|Photo: Mark Stevenson|
10. The Good: They are “library quiet”
Back in the day of barebones work trucks, it was hard to escape the loud diesel under the hood, noisy suspension, and every other auditory nightmare. However, with the new HD trucks from General Motors, the cabin is incredibly quiet.
While you can still hear the Duramax diesel mill working away to some degree, you won’t be inundated with unwanted noise, vibration or harshness on long highway hauls. A lot of this comes down to more sound-deadening material and new inlaid doors. Improved aerodynamics also reduces wind noise while stretching out each tank of fuel.
9. The Bad: No engine changes
Unlike their light-duty brethren that received a full line of new engines, the heavy-duty GM lineup continues on with the 6.0L Vortec gasoline-fed V8 and 6.6L Duramax diesel-powered V8.
There is nothing really wrong with these engines, mind you, but it would have been nice to see some updates, especially on the gasoline side of the equation. With the new 6.2L EcoTec3 V8 producing 420 hp and 450 lb-ft of torque, it seems like the ultimate choice, especially with direct injection and cylinder deactivation. However, GM representatives at the media drive stated customers of heavy-duty trucks don’t see the benefit of these technologies.
8. The Good: You can pair up to 10 Bluetooth devices
When I first read about this in the light-duty trucks, I didn’t make much sense of it. However, in a fleet application this makes things so much easier if your drivers rotate through vehicles.
While only one device can be active at any given time, Chevrolet MyLink and GMC IntelliLink allows up to ten devices to be paired, which in turn makes it easier for your employees to use different vehicles each day. Instead of having to pair their phone every morning (and deleting another device in the process), they can just hop in the trucks and go. Simple.
7. The Bad: The crooked steering wheel
While GM has given the new trucks a brand new cabin and body, the underlying architecture of the trucks is still the same. And with that comes the same packaging and hard points.

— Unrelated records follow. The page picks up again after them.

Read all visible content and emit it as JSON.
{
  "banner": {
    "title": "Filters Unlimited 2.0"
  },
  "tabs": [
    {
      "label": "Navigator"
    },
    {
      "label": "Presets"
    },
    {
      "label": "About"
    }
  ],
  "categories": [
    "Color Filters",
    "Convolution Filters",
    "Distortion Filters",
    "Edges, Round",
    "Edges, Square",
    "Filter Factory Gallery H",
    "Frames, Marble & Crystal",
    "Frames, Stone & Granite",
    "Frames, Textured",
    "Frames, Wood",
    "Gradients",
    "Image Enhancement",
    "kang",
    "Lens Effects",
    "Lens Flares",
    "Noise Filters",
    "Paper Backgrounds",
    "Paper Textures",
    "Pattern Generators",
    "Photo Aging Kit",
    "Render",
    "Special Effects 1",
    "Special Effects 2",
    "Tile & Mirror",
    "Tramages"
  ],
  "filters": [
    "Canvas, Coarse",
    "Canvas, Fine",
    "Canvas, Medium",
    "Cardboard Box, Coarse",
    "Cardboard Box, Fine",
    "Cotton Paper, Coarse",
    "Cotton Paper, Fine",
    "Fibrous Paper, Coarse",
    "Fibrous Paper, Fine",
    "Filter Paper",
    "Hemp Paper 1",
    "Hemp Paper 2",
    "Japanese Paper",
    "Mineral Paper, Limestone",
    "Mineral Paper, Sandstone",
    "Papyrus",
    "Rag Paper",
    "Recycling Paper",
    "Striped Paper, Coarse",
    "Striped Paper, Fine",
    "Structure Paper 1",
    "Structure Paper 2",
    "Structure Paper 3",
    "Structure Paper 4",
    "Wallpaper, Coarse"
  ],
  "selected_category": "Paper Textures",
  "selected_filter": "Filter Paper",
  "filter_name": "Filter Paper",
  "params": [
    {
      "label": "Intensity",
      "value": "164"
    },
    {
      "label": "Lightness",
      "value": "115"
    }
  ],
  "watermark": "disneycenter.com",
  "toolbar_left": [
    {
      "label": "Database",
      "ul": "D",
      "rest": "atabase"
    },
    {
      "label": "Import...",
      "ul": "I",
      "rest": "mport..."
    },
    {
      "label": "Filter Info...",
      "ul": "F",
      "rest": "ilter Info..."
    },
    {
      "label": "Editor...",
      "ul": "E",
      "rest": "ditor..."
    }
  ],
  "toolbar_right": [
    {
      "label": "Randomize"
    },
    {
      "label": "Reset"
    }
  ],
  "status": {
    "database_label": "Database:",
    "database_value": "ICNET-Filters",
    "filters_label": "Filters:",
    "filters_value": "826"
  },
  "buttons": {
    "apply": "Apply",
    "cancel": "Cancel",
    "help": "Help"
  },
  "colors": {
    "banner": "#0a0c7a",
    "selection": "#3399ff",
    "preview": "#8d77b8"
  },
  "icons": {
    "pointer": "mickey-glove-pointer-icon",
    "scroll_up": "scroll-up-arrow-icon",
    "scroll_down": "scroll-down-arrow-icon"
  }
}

The steering wheel is ever so slightly angled toward the left. Not enough to hinder operation, but enough to notice and make you wonder, “Why?”
6. The Good: Best-in-class towing and payload*
The duo of GM heavy-duty trucks offers best-in-class payload (3,508 kg/7,374 lbs) and conventional towing (8,890 kg/19,600 lbs) capability in the heavy-duty class, when properly equipped with the single rear-wheel axle setup.
However, with manufacturers dictating their own testing regimes, these numbers may not represent an apples-to-apples comparison.
5. The Bad: Only 765 lb-ft of torque in the 6.6L Duramax V8 turbodiesel
The Silverado and Sierra have the lowest engine torque output in their class. RAM’s 6.7L Cummins turbodiesel produces up to 850 lb-ft with the 6-speed automatic (only 660 lb-ft with the manual 6-speed) while Ford’s 6.7L Power Stroke turbodiesel makes almost 100 lb-ft more torque than the Duramax -- 860 lb-ft, in fact.
4. The Good: Best-in-class interiors
As far as the main-line trim models are concerned, the interiors in the Chevrolet Silverado HD and GMC Sierra HD are second to none. General Motors really upped their game inside the cabin, offering a comfortable environment with well designed, easy to operate controls.
3. The Bad: Only one rear gear ratio available on Duramax-equipped models
Ford and RAM offer up multiple rear gear ratios for their diesel-powered HD trucks. The GM offerings only have one ratio -- 3.73 -- on the Duramax-equipped trucks.
2. The Good: More power points than you could ever need at any given time
Depending on which option packages you tick, the Silverado and Sierra have a bunch of USB ports and some conventional household outlet power points throughout.
1. The Bad: MyLink/IntelliLink is frustrating
If there was one weak point in these trucks, it’s the infotainment systems. Chevrolet MyLink and GMC IntelliLink are definitely behind the 8-ball when it comes to trends in the marketplace, especially when up against Ford. Not to mention the sheer frustration encountered when operating the system if you have to change any settings. Thankfully, most of these systems are meant for “set and forget.”